As costs come down green energy solutions will soar

Decarbonising electricity production, transport and even food creates enormous markets for companies providing solutions

|

Patrick Thomas, head of ESG portfolio management, Canaccord Genuity Wealth Management

In the 1930s American engineer Theodore Wright observed that in plane manufacturing, each time plane production doubled in volume, the cost of producing each plane fell by a fixed percentage. The same trend was found all over the manufacturing sector, from the production of semiconductors to the Ford Model T.

This principle is applicable to many technologies at the core of the energy transition, from electric vehicles (EVs) and solar panels to wind turbines and batteries. The numbers are even more striking than those seen in the manufacture of planes or Model Ts. The cost of solar energy has dropped by some 36% with each doubling of cumulative installed capacity.

But looking at the energy transition numerically still misses the point about ‘virtuous circles’. Cheaper products make customers more likely to adopt a given technology, adoption stimulates greater demand, greater demand leads to higher production volumes, higher production volumes lead to lower unit prices, lower unit prices lead to higher demand.
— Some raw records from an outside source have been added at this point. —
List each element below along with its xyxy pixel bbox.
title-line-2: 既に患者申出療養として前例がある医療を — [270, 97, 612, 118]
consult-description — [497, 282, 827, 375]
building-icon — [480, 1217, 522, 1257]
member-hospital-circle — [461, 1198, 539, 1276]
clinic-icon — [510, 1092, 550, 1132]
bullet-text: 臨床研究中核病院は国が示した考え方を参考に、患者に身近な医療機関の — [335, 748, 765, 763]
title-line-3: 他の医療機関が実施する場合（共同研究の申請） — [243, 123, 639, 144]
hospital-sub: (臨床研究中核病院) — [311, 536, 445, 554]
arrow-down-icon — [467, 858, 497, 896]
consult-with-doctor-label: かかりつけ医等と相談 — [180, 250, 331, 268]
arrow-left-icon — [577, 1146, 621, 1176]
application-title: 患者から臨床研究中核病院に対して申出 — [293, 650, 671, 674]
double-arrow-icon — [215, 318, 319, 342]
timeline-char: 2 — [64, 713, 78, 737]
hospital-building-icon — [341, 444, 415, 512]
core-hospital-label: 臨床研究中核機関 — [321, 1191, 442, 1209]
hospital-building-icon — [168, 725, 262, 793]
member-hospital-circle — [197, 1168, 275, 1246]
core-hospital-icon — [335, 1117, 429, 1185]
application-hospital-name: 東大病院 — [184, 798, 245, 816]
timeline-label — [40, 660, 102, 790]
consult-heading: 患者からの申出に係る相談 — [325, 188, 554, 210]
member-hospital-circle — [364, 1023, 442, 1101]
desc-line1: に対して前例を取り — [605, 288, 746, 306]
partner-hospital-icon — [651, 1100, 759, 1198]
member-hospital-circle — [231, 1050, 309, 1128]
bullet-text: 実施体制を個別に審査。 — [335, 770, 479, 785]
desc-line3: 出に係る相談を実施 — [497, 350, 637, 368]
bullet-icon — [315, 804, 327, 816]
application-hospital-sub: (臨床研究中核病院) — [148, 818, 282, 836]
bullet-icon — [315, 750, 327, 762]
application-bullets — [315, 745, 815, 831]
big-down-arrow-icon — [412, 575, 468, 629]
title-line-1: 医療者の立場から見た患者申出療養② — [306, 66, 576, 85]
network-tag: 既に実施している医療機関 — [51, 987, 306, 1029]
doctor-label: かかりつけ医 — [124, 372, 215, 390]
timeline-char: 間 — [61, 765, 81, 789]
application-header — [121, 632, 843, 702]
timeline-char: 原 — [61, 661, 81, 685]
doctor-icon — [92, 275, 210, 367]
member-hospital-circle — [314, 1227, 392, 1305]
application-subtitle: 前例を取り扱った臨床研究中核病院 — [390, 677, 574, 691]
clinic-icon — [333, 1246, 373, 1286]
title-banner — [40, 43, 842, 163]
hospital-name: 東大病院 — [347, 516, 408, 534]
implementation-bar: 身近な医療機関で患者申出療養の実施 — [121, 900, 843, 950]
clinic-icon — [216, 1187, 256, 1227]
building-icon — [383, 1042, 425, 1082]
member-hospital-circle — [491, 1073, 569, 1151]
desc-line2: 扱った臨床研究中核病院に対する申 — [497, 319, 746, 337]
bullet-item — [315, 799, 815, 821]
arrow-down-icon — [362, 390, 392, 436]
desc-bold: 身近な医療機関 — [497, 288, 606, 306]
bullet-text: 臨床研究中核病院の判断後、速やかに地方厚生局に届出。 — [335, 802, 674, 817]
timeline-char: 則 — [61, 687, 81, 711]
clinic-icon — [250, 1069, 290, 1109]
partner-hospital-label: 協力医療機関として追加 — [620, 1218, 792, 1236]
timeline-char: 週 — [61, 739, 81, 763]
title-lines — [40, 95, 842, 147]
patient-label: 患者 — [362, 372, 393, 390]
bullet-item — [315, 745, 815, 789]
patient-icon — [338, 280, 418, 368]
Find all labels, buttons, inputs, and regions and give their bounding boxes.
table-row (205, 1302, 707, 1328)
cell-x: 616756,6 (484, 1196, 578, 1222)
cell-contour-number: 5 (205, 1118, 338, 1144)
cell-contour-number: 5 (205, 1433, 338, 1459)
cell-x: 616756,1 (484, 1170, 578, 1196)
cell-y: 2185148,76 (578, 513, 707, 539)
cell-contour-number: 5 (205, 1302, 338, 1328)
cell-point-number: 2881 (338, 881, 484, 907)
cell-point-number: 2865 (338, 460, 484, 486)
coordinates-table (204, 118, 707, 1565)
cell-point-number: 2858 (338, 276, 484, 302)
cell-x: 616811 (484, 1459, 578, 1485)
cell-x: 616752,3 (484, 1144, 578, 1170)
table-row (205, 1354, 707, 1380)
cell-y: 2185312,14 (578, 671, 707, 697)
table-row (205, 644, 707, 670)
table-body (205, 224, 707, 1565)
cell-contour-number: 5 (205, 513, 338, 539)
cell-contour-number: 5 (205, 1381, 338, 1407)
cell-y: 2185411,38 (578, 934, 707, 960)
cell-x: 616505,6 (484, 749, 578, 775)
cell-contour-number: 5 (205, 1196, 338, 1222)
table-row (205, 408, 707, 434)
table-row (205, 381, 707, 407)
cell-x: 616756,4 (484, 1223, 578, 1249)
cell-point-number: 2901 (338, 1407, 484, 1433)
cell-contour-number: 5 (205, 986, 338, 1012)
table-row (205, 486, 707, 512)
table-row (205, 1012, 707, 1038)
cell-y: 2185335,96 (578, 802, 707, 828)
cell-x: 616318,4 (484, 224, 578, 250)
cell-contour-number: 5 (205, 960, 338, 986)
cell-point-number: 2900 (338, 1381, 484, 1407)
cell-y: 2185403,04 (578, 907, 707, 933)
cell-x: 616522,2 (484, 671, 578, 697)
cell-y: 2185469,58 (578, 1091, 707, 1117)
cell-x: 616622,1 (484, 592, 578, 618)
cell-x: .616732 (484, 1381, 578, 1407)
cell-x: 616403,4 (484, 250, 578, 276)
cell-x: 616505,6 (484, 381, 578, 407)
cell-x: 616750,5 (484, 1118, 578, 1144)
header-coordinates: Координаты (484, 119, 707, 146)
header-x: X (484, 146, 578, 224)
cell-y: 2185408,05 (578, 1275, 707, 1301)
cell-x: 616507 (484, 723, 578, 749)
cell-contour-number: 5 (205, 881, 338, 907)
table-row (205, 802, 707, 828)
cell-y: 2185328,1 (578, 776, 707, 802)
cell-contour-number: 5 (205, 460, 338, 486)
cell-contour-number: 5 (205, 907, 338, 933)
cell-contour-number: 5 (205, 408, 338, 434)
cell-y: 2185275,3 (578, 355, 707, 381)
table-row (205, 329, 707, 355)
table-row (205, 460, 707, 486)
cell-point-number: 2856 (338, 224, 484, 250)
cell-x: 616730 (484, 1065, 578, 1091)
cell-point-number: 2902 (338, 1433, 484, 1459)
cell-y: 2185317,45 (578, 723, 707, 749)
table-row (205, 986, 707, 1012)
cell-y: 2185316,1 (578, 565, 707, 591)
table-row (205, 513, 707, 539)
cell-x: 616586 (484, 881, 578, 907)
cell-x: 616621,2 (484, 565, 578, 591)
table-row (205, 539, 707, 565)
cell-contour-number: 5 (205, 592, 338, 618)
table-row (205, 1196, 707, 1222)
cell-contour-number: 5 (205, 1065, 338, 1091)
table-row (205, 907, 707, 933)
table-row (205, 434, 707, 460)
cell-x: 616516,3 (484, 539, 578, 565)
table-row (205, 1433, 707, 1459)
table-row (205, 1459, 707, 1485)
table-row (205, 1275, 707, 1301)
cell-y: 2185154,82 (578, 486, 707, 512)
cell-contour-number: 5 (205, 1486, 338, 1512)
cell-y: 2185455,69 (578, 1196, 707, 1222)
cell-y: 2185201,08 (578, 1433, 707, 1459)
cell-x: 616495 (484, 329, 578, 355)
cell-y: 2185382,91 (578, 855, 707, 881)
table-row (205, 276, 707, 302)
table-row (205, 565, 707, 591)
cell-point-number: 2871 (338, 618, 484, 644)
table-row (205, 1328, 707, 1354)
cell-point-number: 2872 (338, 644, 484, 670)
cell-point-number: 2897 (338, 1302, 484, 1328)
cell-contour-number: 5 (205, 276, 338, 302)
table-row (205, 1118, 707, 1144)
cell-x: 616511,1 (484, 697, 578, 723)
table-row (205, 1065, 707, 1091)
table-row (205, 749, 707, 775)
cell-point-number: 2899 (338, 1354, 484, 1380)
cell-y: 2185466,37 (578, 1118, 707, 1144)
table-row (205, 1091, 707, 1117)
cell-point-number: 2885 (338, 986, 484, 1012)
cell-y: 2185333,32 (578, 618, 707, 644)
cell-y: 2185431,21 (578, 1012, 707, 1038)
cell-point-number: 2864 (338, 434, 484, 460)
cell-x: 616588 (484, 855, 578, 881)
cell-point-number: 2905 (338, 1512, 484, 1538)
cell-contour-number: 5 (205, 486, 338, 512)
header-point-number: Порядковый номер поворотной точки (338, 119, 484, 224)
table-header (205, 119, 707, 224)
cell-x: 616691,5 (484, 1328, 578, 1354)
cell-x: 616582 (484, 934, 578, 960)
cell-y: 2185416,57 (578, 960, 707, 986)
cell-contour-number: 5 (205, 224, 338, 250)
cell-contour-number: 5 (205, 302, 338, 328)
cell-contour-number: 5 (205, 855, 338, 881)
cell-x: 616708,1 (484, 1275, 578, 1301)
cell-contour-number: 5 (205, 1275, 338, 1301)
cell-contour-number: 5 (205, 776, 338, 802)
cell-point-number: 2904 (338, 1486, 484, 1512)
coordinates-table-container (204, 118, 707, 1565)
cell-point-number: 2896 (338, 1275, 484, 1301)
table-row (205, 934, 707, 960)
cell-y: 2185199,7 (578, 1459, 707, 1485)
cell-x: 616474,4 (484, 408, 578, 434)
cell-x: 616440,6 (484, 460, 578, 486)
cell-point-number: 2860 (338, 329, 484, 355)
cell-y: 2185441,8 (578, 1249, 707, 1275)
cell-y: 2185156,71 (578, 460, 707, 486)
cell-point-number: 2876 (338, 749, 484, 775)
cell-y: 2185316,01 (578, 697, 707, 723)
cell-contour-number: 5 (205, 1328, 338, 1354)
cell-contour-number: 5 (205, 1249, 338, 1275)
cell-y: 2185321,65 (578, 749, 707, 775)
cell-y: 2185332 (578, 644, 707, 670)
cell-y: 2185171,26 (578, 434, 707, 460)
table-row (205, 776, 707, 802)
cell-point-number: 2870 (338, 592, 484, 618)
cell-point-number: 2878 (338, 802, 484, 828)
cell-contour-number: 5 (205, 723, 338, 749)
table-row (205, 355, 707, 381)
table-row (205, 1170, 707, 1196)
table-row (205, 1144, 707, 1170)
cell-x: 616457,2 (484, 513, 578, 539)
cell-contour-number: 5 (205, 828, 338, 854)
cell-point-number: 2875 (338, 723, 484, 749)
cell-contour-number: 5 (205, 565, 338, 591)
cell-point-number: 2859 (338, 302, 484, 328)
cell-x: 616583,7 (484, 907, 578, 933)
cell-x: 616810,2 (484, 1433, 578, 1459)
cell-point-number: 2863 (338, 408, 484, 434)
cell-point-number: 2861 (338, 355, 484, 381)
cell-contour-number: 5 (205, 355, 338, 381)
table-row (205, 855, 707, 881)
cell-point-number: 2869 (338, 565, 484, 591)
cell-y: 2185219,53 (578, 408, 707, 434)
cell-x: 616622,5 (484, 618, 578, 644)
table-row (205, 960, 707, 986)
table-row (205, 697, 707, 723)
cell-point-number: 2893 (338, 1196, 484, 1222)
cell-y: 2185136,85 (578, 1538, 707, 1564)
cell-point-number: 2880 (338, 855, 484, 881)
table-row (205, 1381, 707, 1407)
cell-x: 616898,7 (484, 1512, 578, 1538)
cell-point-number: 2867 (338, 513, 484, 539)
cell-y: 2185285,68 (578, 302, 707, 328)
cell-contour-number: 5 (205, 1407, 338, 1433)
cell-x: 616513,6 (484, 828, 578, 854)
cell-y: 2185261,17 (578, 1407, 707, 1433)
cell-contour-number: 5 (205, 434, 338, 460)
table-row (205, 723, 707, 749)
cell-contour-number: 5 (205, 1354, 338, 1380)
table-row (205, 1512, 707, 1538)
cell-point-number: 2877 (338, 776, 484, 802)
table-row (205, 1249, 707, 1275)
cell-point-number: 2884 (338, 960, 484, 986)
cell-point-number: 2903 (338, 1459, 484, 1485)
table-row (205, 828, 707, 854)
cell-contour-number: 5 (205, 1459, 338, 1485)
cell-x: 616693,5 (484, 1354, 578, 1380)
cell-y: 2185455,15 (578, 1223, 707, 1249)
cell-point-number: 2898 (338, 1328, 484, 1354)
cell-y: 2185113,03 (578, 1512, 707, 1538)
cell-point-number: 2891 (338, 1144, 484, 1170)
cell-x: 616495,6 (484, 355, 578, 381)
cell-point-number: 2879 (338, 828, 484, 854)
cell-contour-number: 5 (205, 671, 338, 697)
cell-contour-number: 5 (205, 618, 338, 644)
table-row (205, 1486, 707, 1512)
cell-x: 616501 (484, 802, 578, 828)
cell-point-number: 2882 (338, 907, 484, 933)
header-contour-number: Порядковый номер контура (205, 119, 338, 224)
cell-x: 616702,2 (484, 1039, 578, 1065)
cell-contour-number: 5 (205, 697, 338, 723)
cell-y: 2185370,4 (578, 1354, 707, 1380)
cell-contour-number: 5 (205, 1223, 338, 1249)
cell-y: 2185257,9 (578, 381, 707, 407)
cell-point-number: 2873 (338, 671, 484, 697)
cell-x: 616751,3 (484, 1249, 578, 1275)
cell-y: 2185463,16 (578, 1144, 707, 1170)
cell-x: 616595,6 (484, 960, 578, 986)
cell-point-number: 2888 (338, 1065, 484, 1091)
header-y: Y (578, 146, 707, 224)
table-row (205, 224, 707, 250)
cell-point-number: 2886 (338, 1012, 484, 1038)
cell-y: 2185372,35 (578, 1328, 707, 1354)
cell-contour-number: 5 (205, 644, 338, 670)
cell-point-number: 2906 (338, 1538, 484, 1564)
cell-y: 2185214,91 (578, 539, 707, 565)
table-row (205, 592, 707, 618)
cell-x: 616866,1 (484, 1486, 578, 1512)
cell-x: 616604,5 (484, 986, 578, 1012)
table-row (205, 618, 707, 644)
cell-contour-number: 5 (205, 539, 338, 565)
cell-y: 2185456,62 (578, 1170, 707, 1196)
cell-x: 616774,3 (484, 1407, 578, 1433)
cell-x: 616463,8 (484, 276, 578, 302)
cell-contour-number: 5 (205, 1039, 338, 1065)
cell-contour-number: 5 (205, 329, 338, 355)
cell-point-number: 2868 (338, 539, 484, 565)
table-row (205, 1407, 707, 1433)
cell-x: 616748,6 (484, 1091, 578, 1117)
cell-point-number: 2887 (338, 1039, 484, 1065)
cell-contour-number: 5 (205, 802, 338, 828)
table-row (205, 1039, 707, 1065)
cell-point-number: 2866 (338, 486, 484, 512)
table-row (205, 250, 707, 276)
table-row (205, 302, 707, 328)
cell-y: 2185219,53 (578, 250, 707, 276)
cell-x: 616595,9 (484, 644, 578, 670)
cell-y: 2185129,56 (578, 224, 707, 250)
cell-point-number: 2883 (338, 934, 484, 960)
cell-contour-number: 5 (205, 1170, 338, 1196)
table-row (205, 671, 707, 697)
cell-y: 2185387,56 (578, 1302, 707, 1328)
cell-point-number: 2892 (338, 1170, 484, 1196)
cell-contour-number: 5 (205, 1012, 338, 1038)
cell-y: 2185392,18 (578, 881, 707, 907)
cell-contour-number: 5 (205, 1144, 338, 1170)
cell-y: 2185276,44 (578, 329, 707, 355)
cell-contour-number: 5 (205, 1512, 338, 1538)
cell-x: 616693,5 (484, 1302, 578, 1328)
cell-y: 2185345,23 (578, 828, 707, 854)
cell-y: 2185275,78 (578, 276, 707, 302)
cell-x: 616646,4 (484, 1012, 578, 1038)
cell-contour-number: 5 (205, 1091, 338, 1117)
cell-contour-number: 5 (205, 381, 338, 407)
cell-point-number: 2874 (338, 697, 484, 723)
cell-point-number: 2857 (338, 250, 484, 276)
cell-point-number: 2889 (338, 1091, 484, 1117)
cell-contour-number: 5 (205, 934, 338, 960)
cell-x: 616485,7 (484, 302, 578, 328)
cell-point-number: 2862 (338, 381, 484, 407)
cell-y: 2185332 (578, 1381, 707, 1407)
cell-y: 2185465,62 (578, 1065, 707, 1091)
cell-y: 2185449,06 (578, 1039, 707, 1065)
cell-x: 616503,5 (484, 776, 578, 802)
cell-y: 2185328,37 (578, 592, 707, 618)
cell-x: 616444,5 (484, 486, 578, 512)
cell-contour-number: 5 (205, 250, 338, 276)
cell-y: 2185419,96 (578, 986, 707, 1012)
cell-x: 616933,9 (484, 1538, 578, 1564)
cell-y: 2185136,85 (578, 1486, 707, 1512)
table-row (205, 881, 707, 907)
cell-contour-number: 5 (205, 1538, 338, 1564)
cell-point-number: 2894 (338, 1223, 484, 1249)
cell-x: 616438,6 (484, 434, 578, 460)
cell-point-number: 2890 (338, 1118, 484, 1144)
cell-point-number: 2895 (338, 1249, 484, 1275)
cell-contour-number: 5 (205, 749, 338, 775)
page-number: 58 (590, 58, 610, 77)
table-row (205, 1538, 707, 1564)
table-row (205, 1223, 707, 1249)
Digital transformation has the same story and we could see the decarbonisation trend following a similar trajectory.

Green is getting cheaper

The first generation of green energy technologies, such as EVs, solar panels and wind turbines, are now cheaper – or similar in cost – to the fossil fuel counterparts. With plummeting costs and a growing profit incentive from the private market, we should expect an inflection in their deployment.

The proliferation of digital devices has exploded since 1980, but the growth of green technologies is likely to happen faster because for one, climate change is seen as an existential risk and two, trillion-dollar government budgets have been set aside for this explicit purpose. There is much more of an imperative in a bid to save the planet.

For investors, the message is that decarbonising electricity production, transport and even food creates enormous markets for companies providing solutions.

Much of the political rhetoric is unhelpful for investors. Terms like ‘net zero’ and references to ‘pre-industrial levels’ do not mean much from a portfolio perspective. There are two things that matter.

The first is a continuous deflationary trend as the cost of energy eventually falls, making all goods more accessible to consumers by reducing the costs embedded in their manufacture, distribution, use, and disposal.

The second is that this fall in the cost of energy will result in new businesses, ideas, and cultural habits that are unimaginable, just as the idea of meeting your significant other online would have been half a century ago.

Evolving trends

Just as PCs were replaced by laptops, tablets and smartphones, we expect EVs, solar panels and onshore windfarms to be replaced in turn by newer, cheaper and better technologies.

Onshore wind demand will slowly be cannibalised by demand for less obstructive and more efficient floating windfarms. Small offshore turbines will be replaced with bigger ones.

EVs that take all night to charge may be superseded by ones that can be charged faster and travel further.

Solar panels will likely be phased out by 3D-printed solar film, which can be put anywhere and everywhere.

Today new renewable energy projects are cheaper than the cheapest fossil fuels. Major economies are phasing out subsidy programmes because they’re simply no longer needed. The cost of solar electricity has fallen by 90% since 2009, and now represents one of the cheapest forms of energy ever produced.

But of course there will be obstacles. For one, our grids need substantial investment after almost half a century of underinvestment. Two, supply chains have become creaky since the pandemic. And three, storage is a challenge.

Thematic investing

Wind and solar energy are on a clear trajectory towards being radically better than any other form of energy generation available. We are moving to a place where we can absorb a fraction of the sun’s energy and use it for energy needs.

The next step will be understanding how we can decarbonise huge parts of the economy with very little additional technology. And this isn’t about trying to pick the Microsoft at the start of the tech revolution – thematic investing helps investors capture a basket of companies that are changing how we produce and consume our energy.

There will still be some emissions in 2050. Industries such as concrete manufacture and farming are hard to decarbonise. That said, green energy means that they will still be less polluting than they are today, and carbon capture technology could mitigate some of the adverse effects.

The politics of climate is controversial. The economics is much more settled. Thematic investing in the companies that are helping the world decarbonise is a way to think beyond the noise and invest in profound change that will help the world achieve its sustainability targets. And along the way, maybe Theodore Wright will get a little more credit for his ideas.